District information
- Type: Public
- Grades: PreK-12
- Superintendent: Joe Sornberger
- School board: Jasper County CUSD #1 Board of Education
- Chair of the board: Mandy Rieman
- Schools: Sainte Marie Elementary Newton Elementary Jasper County Junior High Newton Community High
- NCES District ID: 1720380

Students and staff
- Students: 1172
- Teachers: 79
- Student–teacher ratio: 23.3:1

Other information
- Website: www.jaspercountyschools.net

= Jasper County Community Unit School District 1 =

School district in Jasper County, Illinois, United States

Jasper County Community Unit School District 1 is a unified school district based in Jasper County's county seat of Newton, Illinois. It is the only school district in the county and the main educational body in Jasper County, although it serves portions of Effingham County and Cumberland County as well.

== Structure ==
The school district is composed of six schools in total; four elementary schools, one junior high school, and one high school. There is also a pre-kindergarten program run at the high school of the district should parents wish to enroll their children early. Willow Hill Elementary School, which is located in the village of its namesake, serves only kindergarteners; its proximity to the county seat and central position in the county allows its students to dawn from all parts of the county and still have access to the elementary school they will attend.

Grove Elementary School is located in Island Grove, Illinois, the highest point of elevation in the county.
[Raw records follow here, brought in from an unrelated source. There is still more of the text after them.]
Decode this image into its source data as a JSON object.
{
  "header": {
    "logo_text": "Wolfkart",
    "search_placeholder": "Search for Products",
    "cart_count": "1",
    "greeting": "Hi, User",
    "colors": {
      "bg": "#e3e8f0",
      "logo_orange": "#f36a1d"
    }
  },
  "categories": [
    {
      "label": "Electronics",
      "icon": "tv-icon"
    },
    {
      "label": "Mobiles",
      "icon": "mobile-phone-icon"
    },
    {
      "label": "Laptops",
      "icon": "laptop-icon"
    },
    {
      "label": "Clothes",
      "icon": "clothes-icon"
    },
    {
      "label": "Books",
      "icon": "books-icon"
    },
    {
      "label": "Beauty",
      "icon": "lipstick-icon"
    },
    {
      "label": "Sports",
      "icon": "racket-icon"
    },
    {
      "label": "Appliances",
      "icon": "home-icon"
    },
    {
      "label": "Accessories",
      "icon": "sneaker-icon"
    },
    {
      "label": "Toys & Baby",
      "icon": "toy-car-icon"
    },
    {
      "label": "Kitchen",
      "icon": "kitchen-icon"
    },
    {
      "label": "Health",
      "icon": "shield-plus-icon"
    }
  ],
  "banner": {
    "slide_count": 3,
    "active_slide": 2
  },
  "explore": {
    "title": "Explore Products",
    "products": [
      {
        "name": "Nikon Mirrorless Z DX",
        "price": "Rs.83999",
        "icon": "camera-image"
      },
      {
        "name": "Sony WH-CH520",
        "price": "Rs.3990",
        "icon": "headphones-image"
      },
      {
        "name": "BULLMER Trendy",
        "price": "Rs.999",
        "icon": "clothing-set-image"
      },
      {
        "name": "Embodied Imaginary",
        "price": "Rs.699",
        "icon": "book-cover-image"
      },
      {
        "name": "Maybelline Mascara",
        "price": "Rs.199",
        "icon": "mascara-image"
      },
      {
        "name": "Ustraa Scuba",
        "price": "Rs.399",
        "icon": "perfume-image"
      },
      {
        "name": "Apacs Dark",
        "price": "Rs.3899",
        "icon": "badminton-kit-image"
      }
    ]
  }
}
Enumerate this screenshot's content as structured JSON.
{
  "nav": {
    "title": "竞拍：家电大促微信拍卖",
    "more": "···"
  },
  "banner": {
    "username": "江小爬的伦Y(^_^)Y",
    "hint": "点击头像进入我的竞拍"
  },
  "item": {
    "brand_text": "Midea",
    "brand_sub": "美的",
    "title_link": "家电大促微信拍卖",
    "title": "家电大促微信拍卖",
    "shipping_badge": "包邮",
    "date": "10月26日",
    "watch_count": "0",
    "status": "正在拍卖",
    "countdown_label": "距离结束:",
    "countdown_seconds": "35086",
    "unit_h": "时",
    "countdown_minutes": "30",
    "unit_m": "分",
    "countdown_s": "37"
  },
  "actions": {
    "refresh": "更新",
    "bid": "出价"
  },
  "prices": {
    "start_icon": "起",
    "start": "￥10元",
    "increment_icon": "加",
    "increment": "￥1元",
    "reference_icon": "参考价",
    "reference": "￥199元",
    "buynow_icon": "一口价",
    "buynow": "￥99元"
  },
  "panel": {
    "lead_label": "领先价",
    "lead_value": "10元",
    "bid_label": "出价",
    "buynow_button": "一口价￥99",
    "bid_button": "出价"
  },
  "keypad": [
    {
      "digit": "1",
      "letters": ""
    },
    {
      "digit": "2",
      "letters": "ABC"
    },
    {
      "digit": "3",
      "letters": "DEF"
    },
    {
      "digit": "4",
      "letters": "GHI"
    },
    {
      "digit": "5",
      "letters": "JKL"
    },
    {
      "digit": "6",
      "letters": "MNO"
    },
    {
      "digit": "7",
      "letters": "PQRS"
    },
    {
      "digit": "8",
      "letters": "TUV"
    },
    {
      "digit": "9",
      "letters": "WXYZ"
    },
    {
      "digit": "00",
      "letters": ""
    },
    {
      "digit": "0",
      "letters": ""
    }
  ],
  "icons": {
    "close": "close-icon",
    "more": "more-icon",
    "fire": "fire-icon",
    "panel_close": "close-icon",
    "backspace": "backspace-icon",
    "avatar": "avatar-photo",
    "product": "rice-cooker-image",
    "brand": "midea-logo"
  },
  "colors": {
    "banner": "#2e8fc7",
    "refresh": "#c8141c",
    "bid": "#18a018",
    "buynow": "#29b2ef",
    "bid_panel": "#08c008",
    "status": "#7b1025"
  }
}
Grove Elementary School educates students from kindergarten to grade six, and it runs a pre-kindergarten program as well.

Ste. Marie Elementary School is located in the southern Jasper County village of Ste. Marie, and serves students in grades one through six.

Newton Elementary School is located in the county seat of Newton, and serves most of west Jasper County's first through sixth graders under principal Travis Wyatt.

The latter three elementary schools feed into Jasper County Junior High School and are taught in the facility during seventh and eighth grade before graduating into Newton Community High School. Students in grades nine through twelve spend the last portion of their education at this school. The district's mascot is the eagle.

Junior high electives include classes in environmental conservation, building newspapers, economics, art, and fitness. Jasper County Junior High School also runs a chorus program directed by Jeffrey Finley and a large band program, directed by Jeffrey Finley and Brian Ridlen, involving over 50% of the junior high.